Five years later, Ford and Matteuzzi recorded the work for Opera Rara with a cast that included Nelly Miricioiu as Zoraide, Della Jones as Agorante’s scorned wife Zomira and Alastair Miles powerful in the role of Ircano, Zoraide’s father and pretender to the Nubian throne. The set still sounds well and its scholarly programme book, complete with full text and English translation, remains an important selling-point.
The new set – cheaper but less lavishly provisioned – derives from a concert performance recorded at the 2013 Rossini in Wildbad Festival. The star of the occasion is the Russian coloratura tenor Maxim Mironov. His Ricciardo matches Matteuzzi’s in virtuosity while surpassing it in tonal beauty. Conversely, it would be idle to pretend that Randall Bills is Ford’s equal. Ford’s command of line is in a different league, as is his ability to deal with the darkened vocal colours – notorious low As and A flats – with which Rossini characterises the Nubian king.

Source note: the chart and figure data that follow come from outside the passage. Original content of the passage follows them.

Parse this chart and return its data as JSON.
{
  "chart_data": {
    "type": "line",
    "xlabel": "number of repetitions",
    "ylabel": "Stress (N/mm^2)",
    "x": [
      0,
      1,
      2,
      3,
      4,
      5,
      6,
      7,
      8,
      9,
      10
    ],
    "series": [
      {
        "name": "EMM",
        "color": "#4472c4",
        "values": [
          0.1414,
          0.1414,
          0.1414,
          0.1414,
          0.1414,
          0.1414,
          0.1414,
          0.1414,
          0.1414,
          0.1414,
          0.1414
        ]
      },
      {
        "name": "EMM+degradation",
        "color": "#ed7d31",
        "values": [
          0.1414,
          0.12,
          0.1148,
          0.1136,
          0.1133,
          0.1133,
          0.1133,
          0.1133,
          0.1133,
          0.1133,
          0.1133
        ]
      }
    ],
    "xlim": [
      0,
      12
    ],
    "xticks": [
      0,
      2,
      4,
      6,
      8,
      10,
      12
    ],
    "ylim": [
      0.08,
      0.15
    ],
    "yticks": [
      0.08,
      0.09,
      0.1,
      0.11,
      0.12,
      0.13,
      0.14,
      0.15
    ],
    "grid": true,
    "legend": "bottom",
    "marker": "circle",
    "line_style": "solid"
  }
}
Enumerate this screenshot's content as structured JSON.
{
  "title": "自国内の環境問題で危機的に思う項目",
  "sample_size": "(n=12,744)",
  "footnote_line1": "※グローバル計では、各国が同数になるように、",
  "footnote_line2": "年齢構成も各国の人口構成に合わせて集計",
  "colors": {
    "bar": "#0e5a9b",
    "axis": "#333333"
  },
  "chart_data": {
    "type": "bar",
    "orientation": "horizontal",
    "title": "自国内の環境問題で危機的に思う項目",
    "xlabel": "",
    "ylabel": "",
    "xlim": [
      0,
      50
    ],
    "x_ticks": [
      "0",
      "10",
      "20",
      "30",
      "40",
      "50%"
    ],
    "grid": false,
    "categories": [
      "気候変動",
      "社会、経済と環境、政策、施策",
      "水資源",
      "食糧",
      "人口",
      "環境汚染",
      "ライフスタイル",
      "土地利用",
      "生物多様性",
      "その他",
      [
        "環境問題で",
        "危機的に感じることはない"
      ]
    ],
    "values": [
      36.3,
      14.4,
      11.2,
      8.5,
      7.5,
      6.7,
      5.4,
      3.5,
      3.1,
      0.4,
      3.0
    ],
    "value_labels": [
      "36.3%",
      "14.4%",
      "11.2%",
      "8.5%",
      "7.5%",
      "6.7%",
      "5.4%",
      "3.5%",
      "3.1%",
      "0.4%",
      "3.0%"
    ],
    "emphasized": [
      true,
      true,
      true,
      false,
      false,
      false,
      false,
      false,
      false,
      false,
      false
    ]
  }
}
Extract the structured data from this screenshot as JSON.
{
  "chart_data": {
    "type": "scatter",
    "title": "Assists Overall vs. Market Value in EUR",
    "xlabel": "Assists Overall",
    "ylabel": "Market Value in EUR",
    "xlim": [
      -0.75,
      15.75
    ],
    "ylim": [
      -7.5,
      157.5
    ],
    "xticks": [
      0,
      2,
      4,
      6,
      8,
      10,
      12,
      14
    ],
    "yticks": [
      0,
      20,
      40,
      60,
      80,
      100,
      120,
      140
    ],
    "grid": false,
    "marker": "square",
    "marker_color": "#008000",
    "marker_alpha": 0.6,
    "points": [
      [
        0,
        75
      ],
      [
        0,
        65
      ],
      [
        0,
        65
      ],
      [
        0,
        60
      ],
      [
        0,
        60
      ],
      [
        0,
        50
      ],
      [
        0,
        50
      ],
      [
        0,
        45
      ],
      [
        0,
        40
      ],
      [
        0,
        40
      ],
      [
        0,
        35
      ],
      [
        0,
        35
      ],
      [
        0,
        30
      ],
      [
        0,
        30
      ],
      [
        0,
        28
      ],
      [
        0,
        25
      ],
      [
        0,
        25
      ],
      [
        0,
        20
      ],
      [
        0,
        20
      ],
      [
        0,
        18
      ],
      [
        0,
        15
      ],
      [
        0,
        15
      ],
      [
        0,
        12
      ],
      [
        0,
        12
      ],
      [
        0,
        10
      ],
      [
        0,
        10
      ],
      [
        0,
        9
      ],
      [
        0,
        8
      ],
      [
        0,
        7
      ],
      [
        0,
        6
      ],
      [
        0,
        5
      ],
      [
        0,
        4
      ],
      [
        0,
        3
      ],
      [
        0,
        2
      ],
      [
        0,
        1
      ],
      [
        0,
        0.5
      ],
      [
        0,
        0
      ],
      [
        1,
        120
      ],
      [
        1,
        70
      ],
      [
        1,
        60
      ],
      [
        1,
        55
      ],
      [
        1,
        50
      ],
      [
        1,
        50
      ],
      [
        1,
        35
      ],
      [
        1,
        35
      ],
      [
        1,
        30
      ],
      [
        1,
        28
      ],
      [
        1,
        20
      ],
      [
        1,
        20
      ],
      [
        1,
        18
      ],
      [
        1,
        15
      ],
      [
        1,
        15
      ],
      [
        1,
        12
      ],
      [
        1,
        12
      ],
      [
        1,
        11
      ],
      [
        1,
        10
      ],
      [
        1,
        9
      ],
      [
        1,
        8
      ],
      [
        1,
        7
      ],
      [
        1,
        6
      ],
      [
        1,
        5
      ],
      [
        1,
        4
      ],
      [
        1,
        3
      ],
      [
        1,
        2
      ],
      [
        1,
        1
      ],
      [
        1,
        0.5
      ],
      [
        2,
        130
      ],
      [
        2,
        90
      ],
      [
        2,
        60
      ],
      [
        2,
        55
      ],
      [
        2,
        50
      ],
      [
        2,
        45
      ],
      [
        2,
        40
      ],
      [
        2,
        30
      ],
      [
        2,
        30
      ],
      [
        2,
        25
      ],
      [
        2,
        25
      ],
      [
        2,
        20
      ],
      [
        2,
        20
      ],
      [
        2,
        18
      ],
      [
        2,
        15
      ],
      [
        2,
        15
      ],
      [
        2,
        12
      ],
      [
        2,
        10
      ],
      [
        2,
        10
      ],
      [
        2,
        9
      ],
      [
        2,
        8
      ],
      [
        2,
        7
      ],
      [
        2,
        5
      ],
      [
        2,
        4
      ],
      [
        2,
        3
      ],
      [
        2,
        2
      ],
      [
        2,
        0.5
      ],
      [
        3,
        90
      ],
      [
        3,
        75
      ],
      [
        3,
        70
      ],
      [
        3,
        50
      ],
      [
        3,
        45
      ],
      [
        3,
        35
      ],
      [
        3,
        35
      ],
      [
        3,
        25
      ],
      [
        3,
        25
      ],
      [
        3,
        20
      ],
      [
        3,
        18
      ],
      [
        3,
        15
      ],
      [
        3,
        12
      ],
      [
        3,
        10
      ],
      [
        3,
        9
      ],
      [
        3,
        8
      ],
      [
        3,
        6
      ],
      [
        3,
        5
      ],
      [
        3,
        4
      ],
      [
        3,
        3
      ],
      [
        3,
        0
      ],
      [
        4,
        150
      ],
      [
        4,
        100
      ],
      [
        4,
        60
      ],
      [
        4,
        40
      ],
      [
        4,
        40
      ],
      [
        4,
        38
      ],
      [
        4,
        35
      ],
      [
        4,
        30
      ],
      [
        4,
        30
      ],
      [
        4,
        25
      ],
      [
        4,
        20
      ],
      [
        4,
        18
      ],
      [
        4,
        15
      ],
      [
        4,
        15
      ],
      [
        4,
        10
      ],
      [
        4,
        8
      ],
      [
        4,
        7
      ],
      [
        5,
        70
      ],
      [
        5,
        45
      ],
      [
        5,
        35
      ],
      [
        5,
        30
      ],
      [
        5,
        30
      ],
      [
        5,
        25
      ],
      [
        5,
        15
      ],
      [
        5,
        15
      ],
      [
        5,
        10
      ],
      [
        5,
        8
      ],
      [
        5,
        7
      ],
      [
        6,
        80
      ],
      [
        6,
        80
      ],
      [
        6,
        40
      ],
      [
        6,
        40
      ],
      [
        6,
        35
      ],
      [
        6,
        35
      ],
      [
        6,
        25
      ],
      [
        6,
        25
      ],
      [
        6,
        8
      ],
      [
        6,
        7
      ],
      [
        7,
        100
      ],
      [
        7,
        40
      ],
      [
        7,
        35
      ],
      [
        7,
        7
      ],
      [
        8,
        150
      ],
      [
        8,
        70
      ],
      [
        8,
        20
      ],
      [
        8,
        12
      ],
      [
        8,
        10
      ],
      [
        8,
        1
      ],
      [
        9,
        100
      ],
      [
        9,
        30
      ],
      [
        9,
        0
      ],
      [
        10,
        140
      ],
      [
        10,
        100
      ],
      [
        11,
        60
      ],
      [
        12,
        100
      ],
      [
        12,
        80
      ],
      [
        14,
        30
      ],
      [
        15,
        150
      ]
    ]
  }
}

On the distaff side, Wildbad fields a first-rate Zomira, Silvia Beltrami. Their Zoraide, Alessandra Marianelli, is a sympathetic presence but she is no match for Opera Rara’s Nelly Miricioiu, who is better able to husband her vocal resources in moments of crisis and is the superior technician in the exquisite Act 2 canon quartet.
The conductor José Miguel Pérez-Sierra takes a sympathetic view of the music but, unlike Opera Rara’s David Parry, is too much inclined merely to follow the singers. There is also a degree of belligerence about Parry’s direction of the end-of-act finales that prevents the drama slipping off piste into opera buffa territory.
The live concert recording deals effectively with the opera’s innovatory spatial effects. (This is the work in which the onstage banda first becomes part of Italian opera’s batterie de cuisine.) There is, however, a problem with the recording of the tenors’ great Act 2 duet of ‘reconciliation’, where a poorly positioned Mironov appears to be standing behind his antagonist.